I think I am going to plan on doing a ten gallon QT, even though room in my condo is getting hard to find, it seems like the righ thing to do. I imagine the UV Steralizer and the Skimmer probably don't replace the need for a QT tank? Also, should I put the UV steralizer on the QT tank or on the main tank? If I was only going to get one, either the steralizer or the Skimmer, what would the way to go be. Also, if you guys could plese direct me on how to setup this QT tank. That'd be great.


----------



## gdwb10101 (Apr 14, 2006)

Trust me, QT is the best course of action. I was one who made the mistake of no QT and will never do so again


----------



## Fishfirst (Jan 24, 2005)

the UV sterilizer can be put on either the qt or the main tank... I would put it on the qt.

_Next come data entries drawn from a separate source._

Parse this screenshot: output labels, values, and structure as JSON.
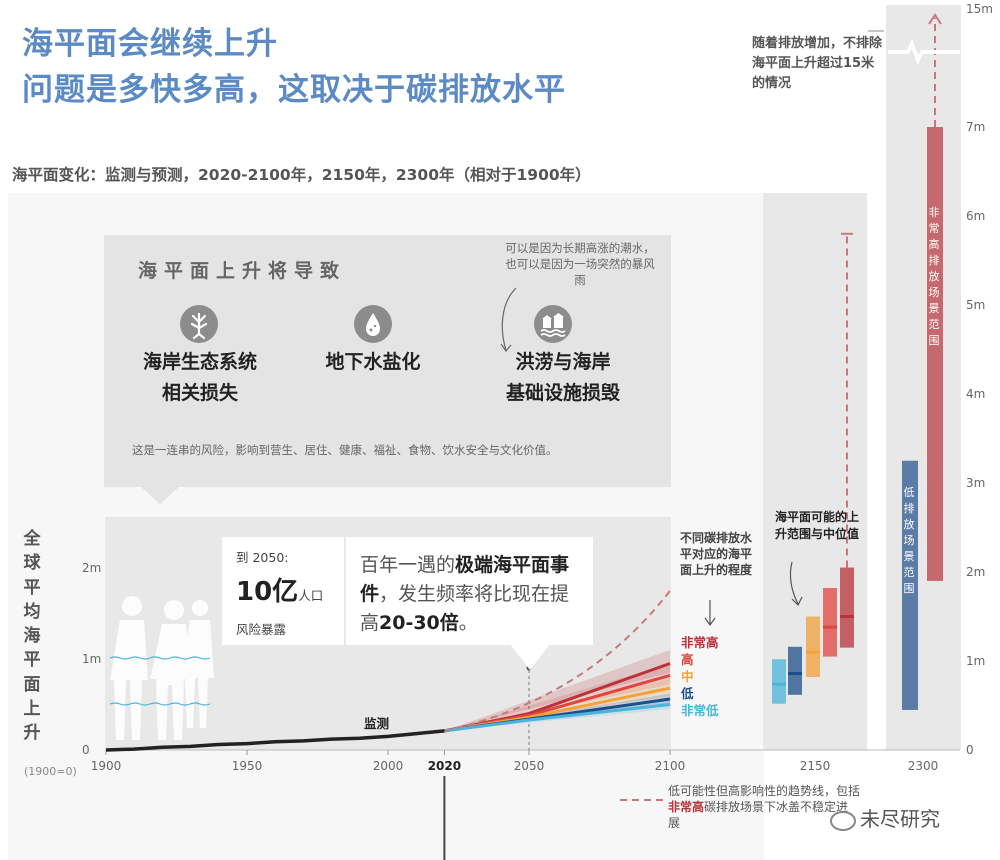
{
  "header": {
    "title_line1": "海平面会继续上升",
    "title_line2": "问题是多快多高，这取决于碳排放水平",
    "subtitle": "海平面变化：监测与预测，2020-2100年，2150年，2300年（相对于1900年）"
  },
  "consequences": {
    "title": "海平面上升将导致",
    "items": [
      {
        "label_line1": "海岸生态系统",
        "label_line2": "相关损失",
        "icon": "tree-roots-icon"
      },
      {
        "label_line1": "地下水盐化",
        "label_line2": "",
        "icon": "water-drop-icon"
      },
      {
        "label_line1": "洪涝与海岸",
        "label_line2": "基础设施损毁",
        "icon": "flood-houses-icon"
      }
    ],
    "flood_note": "可以是因为长期高涨的潮水，也可以是因为一场突然的暴风雨",
    "footer": "这是一连串的风险，影响到营生、居住、健康、福祉、食物、饮水安全与文化价值。"
  },
  "callouts": {
    "exposure_year": "到 2050:",
    "exposure_value": "10亿",
    "exposure_unit": "人口",
    "exposure_label": "风险暴露",
    "extreme_pre": "百年一遇的",
    "extreme_bold": "极端海平面事件",
    "extreme_mid": "，发生频率将比现在提高",
    "extreme_num": "20-30倍",
    "extreme_end": "。"
  },
  "yaxis": {
    "label_chars": [
      "全",
      "球",
      "平",
      "均",
      "海",
      "平",
      "面",
      "上",
      "升"
    ],
    "baseline_note": "(1900=0)"
  },
  "annotations": {
    "observed_label": "监测",
    "scenario_note": "不同碳排放水平对应的海平面上升的程度",
    "range_note": "海平面可能的上升范围与中位值",
    "top_note": "随着排放增加，不排除海平面上升超过15米的情况",
    "dashed_legend_pre": "低可能性但高影响性的趋势线，包括",
    "dashed_legend_bold": "非常高",
    "dashed_legend_post": "碳排放场景下冰盖不稳定进展",
    "bar_very_high": "非常高排放场景范围",
    "bar_low": "低排放场景范围"
  },
  "watermark": "未尽研究",
  "colors": {
    "very_high": "#b8323a",
    "high": "#e2453f",
    "medium": "#f3a13a",
    "low": "#1f4f8a",
    "very_low": "#49b4dc",
    "observed": "#222222",
    "title": "#5b8ac4"
  },
  "chart_data": {
    "type": "line",
    "x_ticks": [
      "1900",
      "1950",
      "2000",
      "2020",
      "2050",
      "2100"
    ],
    "main_y_ticks": [
      "0",
      "1m",
      "2m"
    ],
    "right_y_ticks": [
      "0",
      "1m",
      "2m",
      "3m",
      "4m",
      "5m",
      "6m",
      "7m",
      "15m"
    ],
    "xlim": [
      1900,
      2100
    ],
    "ylim": [
      0,
      2.0
    ],
    "observed": {
      "name": "监测",
      "x": [
        1900,
        1910,
        1920,
        1930,
        1940,
        1950,
        1960,
        1970,
        1980,
        1990,
        2000,
        2010,
        2020
      ],
      "y": [
        0,
        0.01,
        0.03,
        0.04,
        0.06,
        0.07,
        0.09,
        0.1,
        0.12,
        0.13,
        0.15,
        0.18,
        0.21
      ]
    },
    "scenarios": [
      {
        "name": "非常高",
        "color_key": "very_high",
        "x": [
          2020,
          2050,
          2100
        ],
        "y": [
          0.21,
          0.4,
          0.95
        ],
        "band": [
          0.85,
          1.1
        ]
      },
      {
        "name": "高",
        "color_key": "high",
        "x": [
          2020,
          2050,
          2100
        ],
        "y": [
          0.21,
          0.38,
          0.82
        ],
        "band": [
          0.72,
          0.95
        ]
      },
      {
        "name": "中",
        "color_key": "medium",
        "x": [
          2020,
          2050,
          2100
        ],
        "y": [
          0.21,
          0.36,
          0.68
        ],
        "band": [
          0.6,
          0.78
        ]
      },
      {
        "name": "低",
        "color_key": "low",
        "x": [
          2020,
          2050,
          2100
        ],
        "y": [
          0.21,
          0.34,
          0.56
        ],
        "band": [
          0.5,
          0.62
        ]
      },
      {
        "name": "非常低",
        "color_key": "very_low",
        "x": [
          2020,
          2050,
          2100
        ],
        "y": [
          0.21,
          0.33,
          0.5
        ],
        "band": [
          0.45,
          0.55
        ]
      }
    ],
    "low_likelihood": {
      "x": [
        2020,
        2050,
        2075,
        2100
      ],
      "y": [
        0.21,
        0.55,
        1.05,
        1.75
      ]
    },
    "range_2150": [
      {
        "scenario": "非常低",
        "color_key": "very_low",
        "low": 0.52,
        "median": 0.74,
        "high": 1.02
      },
      {
        "scenario": "低",
        "color_key": "low",
        "low": 0.62,
        "median": 0.86,
        "high": 1.16
      },
      {
        "scenario": "中",
        "color_key": "medium",
        "low": 0.82,
        "median": 1.1,
        "high": 1.5
      },
      {
        "scenario": "高",
        "color_key": "high",
        "low": 1.05,
        "median": 1.38,
        "high": 1.82
      },
      {
        "scenario": "非常高",
        "color_key": "very_high",
        "low": 1.15,
        "median": 1.5,
        "high": 2.05
      }
    ],
    "low_likelihood_2150": 5.8,
    "range_2300": [
      {
        "scenario": "低",
        "color_key": "low",
        "low": 0.45,
        "high": 3.25
      },
      {
        "scenario": "非常高",
        "color_key": "very_high",
        "low": 1.9,
        "high": 7.0
      }
    ],
    "low_likelihood_2300": 15
  }
}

Basically it would erradicate most parasites that are on the fish with a series of freshwater/methaline blue baths, and that honkin sterilizer on that small of a tank.


----------



## leveldrummer (May 27, 2005)

and after you get stocked up to where your happy, you can always move it over to your main tank when your done!


----------



## steviep1982 (Apr 24, 2006)

*QT tank*

I'll probably get the Steralizer for the 10 gallon qt, so I have to cycle the damn CT tank too huh?...lol...Also I read i'll just put water from the main tank into the qt...and some of the substrate too...i can just buy a small filter for the 10 gallon..it's probably wellw orth the money.


----------



## TheOldSalt (Jan 28, 2005)

Worth every penny.


----------



## leveldrummer (May 27, 2005)

you dont need the substrate. just have bare bottom, easier to clean too, put some pvc or other plastic decorations in it so the fish have somewhere to hide.


----------



## Fishfirst (Jan 24, 2005)

exactly what level said... its better with bare bottom, meds don't get soaked up by porus crushed coral making it easier to dose.


----------